Uma galeria de artes? Músicas? Dados sobre essas 4 décadas de história? Nada disso existe. O lacinho da Miss PAC-MAN como adereço principal? Não está lá. Modos de sobrevivência, captura de bandeira, desafios de quem faz mais alguma coisa? Nem perto disso. Mesmo com a simplicidade das mecânicas originais, há uma infinidade de possibilidades e variações potencialmente incríveis que poderiam compor o produto, e no entanto não há nada para além do velho e limitado “vence quem morrer por último”. Como dito, até há metas complementares e aleatórias, mas pra ser sincero, elas funcionam muito mais como um bônus complementar do que algo a que as pessoas se dedicam de verdade, porque contribuem pouco para a vitória. Na maioria das vezes, se dedicar a elas atrapalha.
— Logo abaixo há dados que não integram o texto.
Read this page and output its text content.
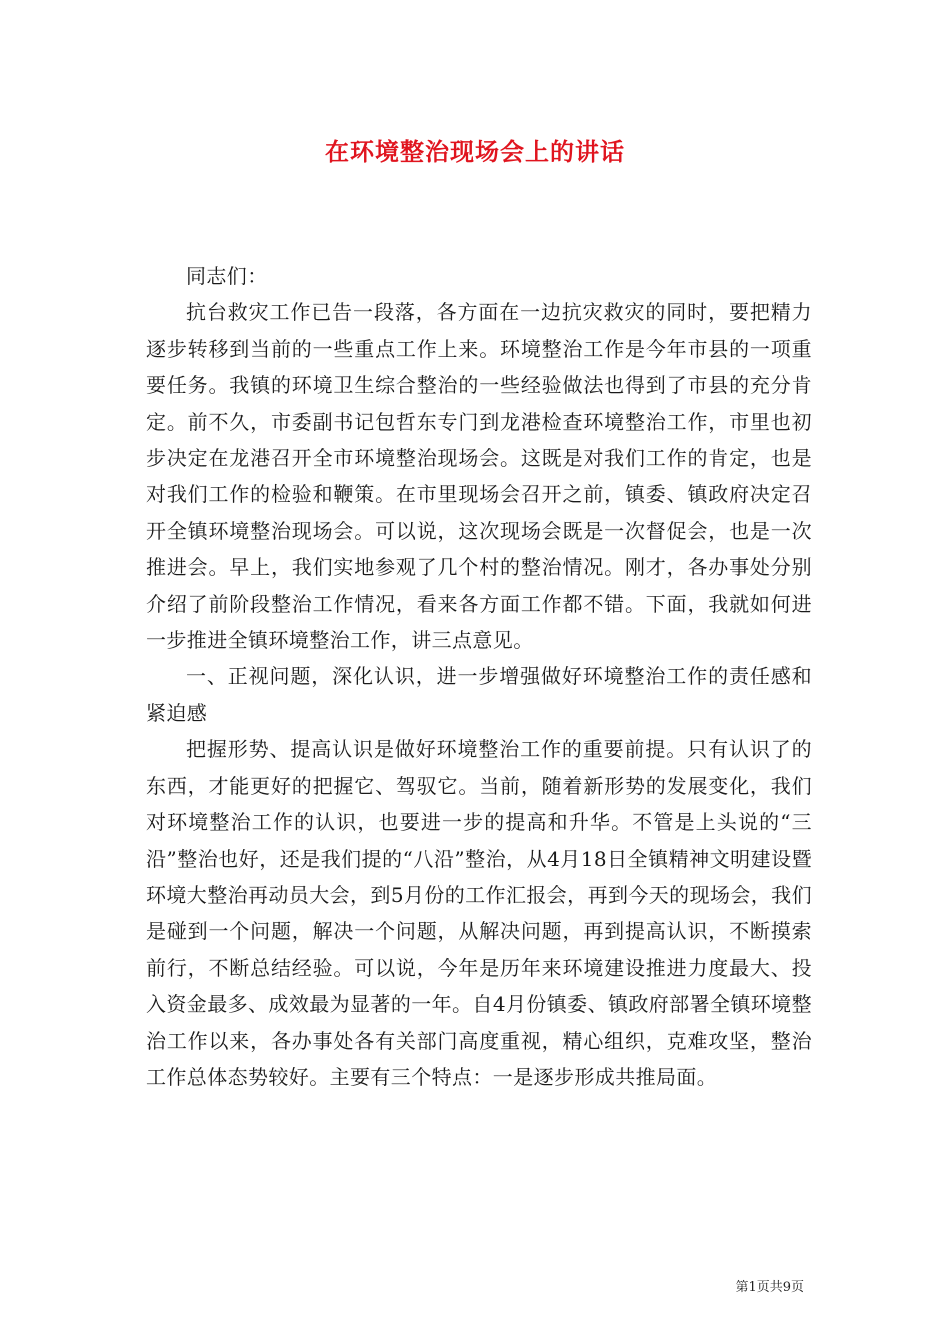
在环境整治现场会上的讲话

同志们：

抗台救灾工作已告一段落，各方面在一边抗灾救灾的同时，要把精力逐步转移到当前的一些重点工作上来。环境整治工作是今年市县的一项重要任务。我镇的环境卫生综合整治的一些经验做法也得到了市县的充分肯定。前不久，市委副书记包哲东专门到龙港检查环境整治工作，市里也初步决定在龙港召开全市环境整治现场会。这既是对我们工作的肯定，也是对我们工作的检验和鞭策。在市里现场会召开之前，镇委、镇政府决定召开全镇环境整治现场会。可以说，这次现场会既是一次督促会，也是一次推进会。早上，我们实地参观了几个村的整治情况。刚才，各办事处分别介绍了前阶段整治工作情况，看来各方面工作都不错。下面，我就如何进一步推进全镇环境整治工作，讲三点意见。

一、正视问题，深化认识，进一步增强做好环境整治工作的责任感和紧迫感

把握形势、提高认识是做好环境整治工作的重要前提。只有认识了的东西，才能更好的把握它、驾驭它。当前，随着新形势的发展变化，我们对环境整治工作的认识，也要进一步的提高和升华。不管是上头说的“三沿”整治也好，还是我们提的“八沿”整治，从4月18日全镇精神文明建设暨环境大整治再动员大会，到5月份的工作汇报会，再到今天的现场会，我们是碰到一个问题，解决一个问题，从解决问题，再到提高认识，不断摸索前行，不断总结经验。可以说，今年是历年来环境建设推进力度最大、投入资金最多、成效最为显著的一年。自4月份镇委、镇政府部署全镇环境整治工作以来，各办事处各有关部门高度重视，精心组织，克难攻坚，整治工作总体态势较好。主要有三个特点：一是逐步形成共推局面。

第1页共9页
PAC-MAN Mega Tunnel Battle: Chomp Champs, que aliás requenta aquilo que parecia bem interessante lá no finado Stadia, é um misto de sensações. Uma apresentação bastante pobre em conteúdo que parece nem se importar com a história de uma das franquias mais importantes dos videogames se une a um princípio que poderia ser promissor se fosse para além da implementação básica do conceito inicial. Soma-se a tudo isso alguns bugs e glitches ocasionais, e o jogo chega a ser inferior a outras versões menos arrojadas. O matchmaking é relativamente rápido em encontrar tantos jogadores de uma vez, mas como eles nem parecem reais, isso importa pouco.
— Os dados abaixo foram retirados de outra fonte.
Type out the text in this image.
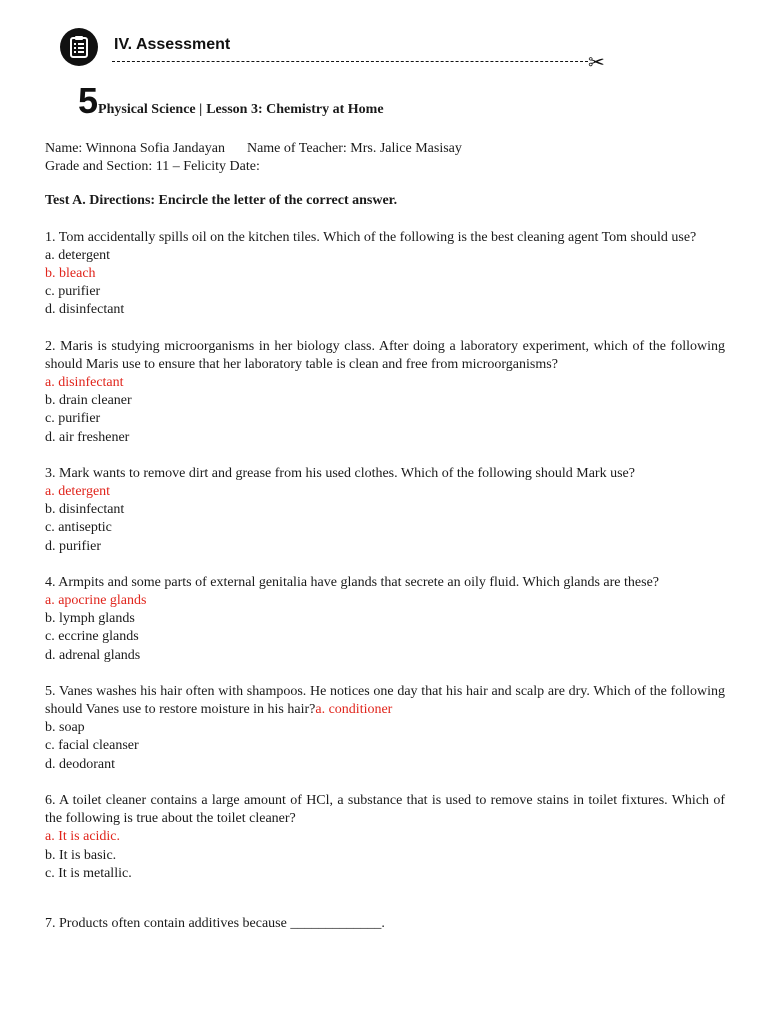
IV. Assessment
✂
5Physical Science | Lesson 3: Chemistry at Home
Name: Winnona Sofia Jandayan Name of Teacher: Mrs. Jalice Masisay
Grade and Section: 11 – Felicity Date:
Test A. Directions: Encircle the letter of the correct answer.
1. Tom accidentally spills oil on the kitchen tiles. Which of the following is the best cleaning agent Tom should use?
a. detergent
b. bleach
c. purifier
d. disinfectant
2. Maris is studying microorganisms in her biology class. After doing a laboratory experiment, which of the following should Maris use to ensure that her laboratory table is clean and free from microorganisms?
a. disinfectant
b. drain cleaner
c. purifier
d. air freshener
3. Mark wants to remove dirt and grease from his used clothes. Which of the following should Mark use?
a. detergent
b. disinfectant
c. antiseptic
d. purifier
4. Armpits and some parts of external genitalia have glands that secrete an oily fluid. Which glands are these?
a. apocrine glands
b. lymph glands
c. eccrine glands
d. adrenal glands
5. Vanes washes his hair often with shampoos. He notices one day that his hair and scalp are dry. Which of the following should Vanes use to restore moisture in his hair?a. conditioner
b. soap
c. facial cleanser
d. deodorant
6. A toilet cleaner contains a large amount of HCl, a substance that is used to remove stains in toilet fixtures. Which of the following is true about the toilet cleaner?
a. It is acidic.
b. It is basic.
c. It is metallic.
7. Products often contain additives because _____________.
Não vou negar que me diverti muito com o jogo e que ele vai seguir instalado aqui na HD por muito tempo, porque aquilo que funciona nele é nada menos que excepcional. PAC-MAN não é idolatrado por acaso, e segue sobrevivendo às eras, à moda da tridimensionalidade, aos framerates elevados e às definições insanas de quadrilhões de pixels porque simplesmente é um jogo praticamente perfeito. O maior defeito de PAC-MAN Mega Tunnel Battle: Chomp Champs é, talvez, se apoiar somente nisso, e achar que ao adicionar um elemento competitivo mais moderno ao cenários, haveria uma legião de fãs retroalimentando os servidores eternamente. Pode até funcionar por um instante, mas a reverência sem conteúdo é só isso mesmo, uma reverência.
Jogo analisado no PS5 com código fornecido pela Bandai Namco Entertainment.
Veredito
PAC-MAN, o clássico, é irretocável. Acrescentar conceitos multiplayer pelo prisma do Battle Royale é uma ótima ideia. Porém, PAC-MAN Mega Tunnel Battle: Chomp Champs prova que nem mesmo esta mistura tem garantias de sucesso se não houver um cuidado com o conteúdo ofertado. Sem vida própria, a homenagem é uma boa lembrança, mas não vai muito além disso.
Veredict
PAC-MAN, the classic, is impeccable. Adding multiplayer concepts through the lens of Battle Royale is a great idea. However, PAC-MAN Mega Tunnel Battle: Chomp Champs proves that not even this mix has a guarantee of success if care is not taken with the content offered. Without a life of its own, the tribute is a good memory, but it doesn’t go much further than that.